You can think of it as the photons having to jump between platforms before the can continue running at c.

[–] [email protected] 4 points 2 years ago (1 children)

What's happening in a medium is the rapid absorption and readmission of photons. […]

You can think of it as the photons having to jump between platforms before the can continue running at c.

That’s an intuitive model, but unfortunately it doesn’t have the advantage of actually being correct. Photons are not being absorbed and reemitted. See here for why: https://lemmy.world/comment/5444224

[–] [email protected] 2 points 2 years ago (1 children)

That is wrong. Stochastic yes. Photons emission is probabilistic. Destructive interference causes emission to overwhelming follow classical wave theory. Here's a better explanation with a neat graphic.

https://physics.stackexchange.com/questions/466/what-is-the-mechanism-behind-the-slowdown-of-light-photons-in-a-transparent-medi

[–] [email protected] 2 points 2 years ago

It sounds like you’re conflating different concepts. A stochastic process like absorption/reemission would blur the light, so that’s not it. And the linked explanation is basically correct (in classical physics at least), but it doesn’t corroborate what you originally claimed as that’s not necessarily requiring absorbing anything. Photons can jiggle the charged particles in glass and get them to make new phase shifted light despite not being absorbed.
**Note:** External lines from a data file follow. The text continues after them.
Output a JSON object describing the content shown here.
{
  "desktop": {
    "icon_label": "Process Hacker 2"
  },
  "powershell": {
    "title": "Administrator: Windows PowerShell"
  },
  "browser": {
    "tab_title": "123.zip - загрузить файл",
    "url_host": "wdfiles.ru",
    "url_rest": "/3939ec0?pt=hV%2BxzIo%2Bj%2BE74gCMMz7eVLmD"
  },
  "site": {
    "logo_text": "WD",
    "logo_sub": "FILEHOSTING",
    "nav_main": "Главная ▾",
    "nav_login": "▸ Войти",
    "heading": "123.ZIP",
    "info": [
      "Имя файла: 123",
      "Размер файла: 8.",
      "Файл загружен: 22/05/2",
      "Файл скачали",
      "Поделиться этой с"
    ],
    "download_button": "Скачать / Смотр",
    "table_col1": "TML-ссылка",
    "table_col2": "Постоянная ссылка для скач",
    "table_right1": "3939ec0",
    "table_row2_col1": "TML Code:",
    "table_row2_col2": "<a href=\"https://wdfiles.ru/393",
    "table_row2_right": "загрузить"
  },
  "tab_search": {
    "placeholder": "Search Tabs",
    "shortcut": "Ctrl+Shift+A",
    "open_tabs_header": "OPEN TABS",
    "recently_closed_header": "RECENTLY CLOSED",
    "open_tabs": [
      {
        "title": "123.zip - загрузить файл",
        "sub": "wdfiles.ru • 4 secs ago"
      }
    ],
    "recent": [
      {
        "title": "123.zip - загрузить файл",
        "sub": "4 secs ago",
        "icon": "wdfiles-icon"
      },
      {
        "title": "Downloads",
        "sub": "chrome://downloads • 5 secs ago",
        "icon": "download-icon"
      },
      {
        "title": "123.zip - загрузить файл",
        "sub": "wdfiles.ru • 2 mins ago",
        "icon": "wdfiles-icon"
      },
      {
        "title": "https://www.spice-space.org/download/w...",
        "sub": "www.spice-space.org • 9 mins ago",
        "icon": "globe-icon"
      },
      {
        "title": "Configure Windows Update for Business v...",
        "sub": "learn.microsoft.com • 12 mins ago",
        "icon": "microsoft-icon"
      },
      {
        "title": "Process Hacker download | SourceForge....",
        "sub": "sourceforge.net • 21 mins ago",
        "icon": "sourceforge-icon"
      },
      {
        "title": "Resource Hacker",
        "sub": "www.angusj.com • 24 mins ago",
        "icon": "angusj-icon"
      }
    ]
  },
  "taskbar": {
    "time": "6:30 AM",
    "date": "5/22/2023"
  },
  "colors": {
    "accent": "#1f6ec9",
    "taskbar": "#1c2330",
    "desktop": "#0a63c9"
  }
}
https://youtu.be/YW8KuMtVpug

https://youtu.be/CiHN0ZWE5bk

[–] [email protected] 2 points 2 years ago (2 children)

Now I'm not sure how reflective telescopes work.

[–] [email protected] 2 points 2 years ago

reject reflectors return to long tubes

[–] [email protected] 1 points 2 years ago (1 children)

Interference in matters structure causes classical wave like behavior.

[–] [email protected] 1 points 2 years ago

I find so much of physics to be very intuitive and then you have light.